Sale transformers use most of these. Approval and refund transformers typically only need MappingDatastore, TransactionDatastore, and LoggerStrategy. For the adapter’s output format, see Adapters.

Where should transformer files live?

The convention varies slightly between extensions, but the pattern is consistent: transformer classes live in their own subdirectory within the extension, one class per event type.

  • EDD, NorthCommerce, and Gravity Forms use a Transformers/ subdirectory (e.g., SaleTriggeredTransformer.php, RefundTriggeredTransformer.php)
  • WooCommerce and LifterLMS use a Services/ subdirectory (e.g., TransactionTransformerService.php, RefundTransformerService.php)

Either convention works. The important thing is that each transformer is a standalone class with a clear single responsibility: one event type per class.

Complete example: EDD getEventBindings()

Here is the full getEventBindings() implementation from the EDD integration, showing all five event types wired up in a single method.

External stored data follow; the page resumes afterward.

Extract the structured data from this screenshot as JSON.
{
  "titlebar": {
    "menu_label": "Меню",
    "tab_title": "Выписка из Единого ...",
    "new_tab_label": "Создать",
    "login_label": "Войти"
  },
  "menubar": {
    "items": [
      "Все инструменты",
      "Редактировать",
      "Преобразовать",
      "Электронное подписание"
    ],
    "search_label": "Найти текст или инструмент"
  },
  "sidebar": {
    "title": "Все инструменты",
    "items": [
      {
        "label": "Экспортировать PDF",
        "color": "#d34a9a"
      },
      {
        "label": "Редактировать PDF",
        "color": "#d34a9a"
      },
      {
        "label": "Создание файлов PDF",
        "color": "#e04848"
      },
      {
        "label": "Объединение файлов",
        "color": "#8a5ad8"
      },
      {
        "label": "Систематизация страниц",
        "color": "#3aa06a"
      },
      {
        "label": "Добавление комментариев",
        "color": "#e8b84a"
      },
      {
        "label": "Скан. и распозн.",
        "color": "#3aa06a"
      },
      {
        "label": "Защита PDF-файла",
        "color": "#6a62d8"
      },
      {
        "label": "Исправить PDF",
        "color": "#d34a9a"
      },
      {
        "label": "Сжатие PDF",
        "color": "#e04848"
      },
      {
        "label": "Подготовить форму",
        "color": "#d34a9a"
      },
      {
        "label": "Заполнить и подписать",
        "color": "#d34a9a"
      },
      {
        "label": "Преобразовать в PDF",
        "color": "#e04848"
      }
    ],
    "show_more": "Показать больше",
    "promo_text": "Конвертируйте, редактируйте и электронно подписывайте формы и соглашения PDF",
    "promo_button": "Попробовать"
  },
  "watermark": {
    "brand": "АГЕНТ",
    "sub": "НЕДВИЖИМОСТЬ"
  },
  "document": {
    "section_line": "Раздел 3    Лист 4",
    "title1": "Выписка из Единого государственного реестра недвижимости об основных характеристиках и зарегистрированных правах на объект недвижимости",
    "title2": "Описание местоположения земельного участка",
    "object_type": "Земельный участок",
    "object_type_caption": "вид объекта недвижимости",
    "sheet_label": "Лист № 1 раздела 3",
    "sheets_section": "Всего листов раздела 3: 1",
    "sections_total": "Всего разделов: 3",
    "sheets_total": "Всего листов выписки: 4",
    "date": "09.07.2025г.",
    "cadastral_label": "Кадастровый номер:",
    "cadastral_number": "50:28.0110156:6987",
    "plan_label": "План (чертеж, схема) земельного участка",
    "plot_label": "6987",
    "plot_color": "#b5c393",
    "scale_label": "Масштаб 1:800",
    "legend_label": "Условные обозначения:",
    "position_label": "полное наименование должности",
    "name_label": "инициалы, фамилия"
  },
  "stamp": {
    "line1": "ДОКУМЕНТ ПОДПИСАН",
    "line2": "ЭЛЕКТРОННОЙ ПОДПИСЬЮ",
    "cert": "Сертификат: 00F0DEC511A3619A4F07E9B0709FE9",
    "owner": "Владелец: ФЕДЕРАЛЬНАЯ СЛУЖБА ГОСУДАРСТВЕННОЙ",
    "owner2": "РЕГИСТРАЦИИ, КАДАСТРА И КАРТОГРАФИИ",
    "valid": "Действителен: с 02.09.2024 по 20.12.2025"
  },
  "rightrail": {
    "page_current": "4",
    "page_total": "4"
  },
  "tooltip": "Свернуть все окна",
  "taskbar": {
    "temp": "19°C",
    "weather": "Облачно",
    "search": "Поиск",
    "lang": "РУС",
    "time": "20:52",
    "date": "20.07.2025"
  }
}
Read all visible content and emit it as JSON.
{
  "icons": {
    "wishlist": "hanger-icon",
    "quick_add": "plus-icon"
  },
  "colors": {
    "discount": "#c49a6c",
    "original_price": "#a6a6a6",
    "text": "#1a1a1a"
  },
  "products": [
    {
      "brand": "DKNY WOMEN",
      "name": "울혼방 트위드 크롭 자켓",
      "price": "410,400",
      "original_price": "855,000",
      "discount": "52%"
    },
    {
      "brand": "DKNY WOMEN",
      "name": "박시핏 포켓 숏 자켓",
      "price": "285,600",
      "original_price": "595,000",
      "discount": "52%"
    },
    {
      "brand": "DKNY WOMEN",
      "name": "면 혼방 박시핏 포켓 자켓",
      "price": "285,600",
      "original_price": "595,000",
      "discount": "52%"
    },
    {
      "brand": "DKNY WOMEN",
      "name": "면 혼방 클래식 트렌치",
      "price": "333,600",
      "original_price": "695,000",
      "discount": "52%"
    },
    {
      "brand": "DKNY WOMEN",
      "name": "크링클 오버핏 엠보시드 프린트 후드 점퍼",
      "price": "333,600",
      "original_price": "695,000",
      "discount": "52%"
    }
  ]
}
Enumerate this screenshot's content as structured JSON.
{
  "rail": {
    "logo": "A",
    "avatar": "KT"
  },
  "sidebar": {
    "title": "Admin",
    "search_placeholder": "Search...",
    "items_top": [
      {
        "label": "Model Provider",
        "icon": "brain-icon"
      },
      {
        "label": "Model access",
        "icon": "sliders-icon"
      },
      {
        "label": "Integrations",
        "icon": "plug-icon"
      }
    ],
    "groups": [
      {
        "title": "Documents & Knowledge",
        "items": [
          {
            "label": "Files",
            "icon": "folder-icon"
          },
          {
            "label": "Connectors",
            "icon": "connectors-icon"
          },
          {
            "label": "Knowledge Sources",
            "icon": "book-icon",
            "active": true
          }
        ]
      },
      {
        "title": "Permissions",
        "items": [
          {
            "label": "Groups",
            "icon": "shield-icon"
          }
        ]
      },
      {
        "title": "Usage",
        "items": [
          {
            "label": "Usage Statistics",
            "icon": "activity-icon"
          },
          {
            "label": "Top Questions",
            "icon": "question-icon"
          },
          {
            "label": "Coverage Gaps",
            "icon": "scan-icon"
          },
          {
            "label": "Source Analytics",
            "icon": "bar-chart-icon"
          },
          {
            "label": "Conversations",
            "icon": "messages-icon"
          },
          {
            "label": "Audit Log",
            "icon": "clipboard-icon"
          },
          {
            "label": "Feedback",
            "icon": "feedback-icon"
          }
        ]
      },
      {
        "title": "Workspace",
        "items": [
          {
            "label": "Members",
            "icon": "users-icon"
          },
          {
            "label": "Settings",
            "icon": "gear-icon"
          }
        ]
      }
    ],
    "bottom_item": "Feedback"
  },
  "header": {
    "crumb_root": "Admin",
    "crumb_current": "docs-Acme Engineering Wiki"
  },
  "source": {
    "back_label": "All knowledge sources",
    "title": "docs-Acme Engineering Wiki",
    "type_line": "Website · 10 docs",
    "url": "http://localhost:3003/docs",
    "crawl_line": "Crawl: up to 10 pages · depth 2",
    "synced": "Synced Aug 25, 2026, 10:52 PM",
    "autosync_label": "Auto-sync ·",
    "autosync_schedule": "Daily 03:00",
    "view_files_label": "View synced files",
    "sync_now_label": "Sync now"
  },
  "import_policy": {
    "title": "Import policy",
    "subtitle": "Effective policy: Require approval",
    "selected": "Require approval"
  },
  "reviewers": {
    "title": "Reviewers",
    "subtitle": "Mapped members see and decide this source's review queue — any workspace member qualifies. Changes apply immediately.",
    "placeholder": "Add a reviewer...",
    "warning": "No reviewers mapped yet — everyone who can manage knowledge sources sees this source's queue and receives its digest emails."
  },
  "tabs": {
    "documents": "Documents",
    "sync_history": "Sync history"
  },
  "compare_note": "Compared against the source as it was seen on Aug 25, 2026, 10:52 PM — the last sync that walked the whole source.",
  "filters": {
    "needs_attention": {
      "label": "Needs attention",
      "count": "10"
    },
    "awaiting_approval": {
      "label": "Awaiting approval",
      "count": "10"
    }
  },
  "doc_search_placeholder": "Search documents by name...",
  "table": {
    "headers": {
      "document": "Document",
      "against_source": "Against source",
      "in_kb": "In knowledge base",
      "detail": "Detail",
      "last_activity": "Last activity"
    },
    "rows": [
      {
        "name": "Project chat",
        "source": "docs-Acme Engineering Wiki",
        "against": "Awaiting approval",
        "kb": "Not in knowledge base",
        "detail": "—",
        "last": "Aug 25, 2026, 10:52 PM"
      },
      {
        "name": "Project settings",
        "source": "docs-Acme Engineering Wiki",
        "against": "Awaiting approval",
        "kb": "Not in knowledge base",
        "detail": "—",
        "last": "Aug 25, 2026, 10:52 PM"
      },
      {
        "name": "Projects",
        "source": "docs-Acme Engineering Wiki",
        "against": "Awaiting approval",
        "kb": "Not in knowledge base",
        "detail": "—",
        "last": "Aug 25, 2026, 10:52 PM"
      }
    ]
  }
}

This is a good reference because it covers every commerce event type cleanly:

public function getEventBindings(): array
{
    $saleTransformerCallback = fn($orderId, $orderData) => $this->container->get(
        SaleTriggeredTransformer::class
    )->getSaleTriggeredEvent($orderId, $orderData);

    $transactionCompletedTransformer = fn($orderId, $payment, $customer) => $this->container->get(
        TransactionCompletedTransformer::class
    )->getTransactionCompletedEvent($orderId, $payment, $customer);

    $renewalTransformerCallback = fn($subscriptionId, $expiration, $subscription, $paymentId) => $this->container->get(
        RenewalTriggeredTransformer::class
    )->getRenewalTriggeredEvent($subscriptionId, $expiration, $subscription, $paymentId);

    $couponTransformerCallback = fn($couponCode, $discounts) => $this->container->get(
        CouponAppliedTransformer::class
    )->getCouponAppliedEvent($couponCode, $discounts);

    $refundTransformerCallback = fn($payment) => $this->container->get(
        RefundTriggeredTransformer::class
    )->getRefundTriggeredEvent($payment);

    return [
        SaleTriggered::class => [
            ['action' => 'edd_insert_payment', 'transformer' => $saleTransformerCallback],
            ['action' => 'edd_post_add_manual_order', 'transformer' => $saleTransformerCallback],
        ],
        CouponApplied::class => [
            ['action' => 'edd_cart_discount_set', 'transformer' => $couponTransformerCallback],
        ],
        TransactionCompleted::class => [
            ['action' => 'edd_complete_purchase', 'transformer' => $transactionCompletedTransformer],
        ],
        RefundTriggered::class => [
            ['action' => 'edd_post_refund_payment', 'transformer' => $refundTransformerCallback],
        ],
        RenewalTriggered::class => [
            ['action' => 'edd_subscription_post_renew', 'transformer' => $renewalTransformerCallback],
        ],
    ];
}

Several things to notice:

  • Each transformer callback is defined as a variable before the return statement. This keeps the return array readable.
  • Each callback resolves its service from the container lazily. The service is not instantiated until the hook actually fires.
  • The parameter signatures match EDD’s hook invocations exactly. edd_insert_payment passes ($orderId, $orderData), edd_complete_purchase passes ($orderId, $payment, $customer), and so on.
  • SaleTriggered is bound to two hooks: edd_insert_payment for standard purchases and edd_post_add_manual_order for admin-created orders. The duplicate check inside the transformer prevents double-counting.
  • All five event types are represented: sale creation, payment approval, refund, coupon application, and subscription renewal.

This pattern scales to any platform. Replace the hook names with your platform’s equivalents, adjust the parameter signatures, and implement the corresponding transformer service classes.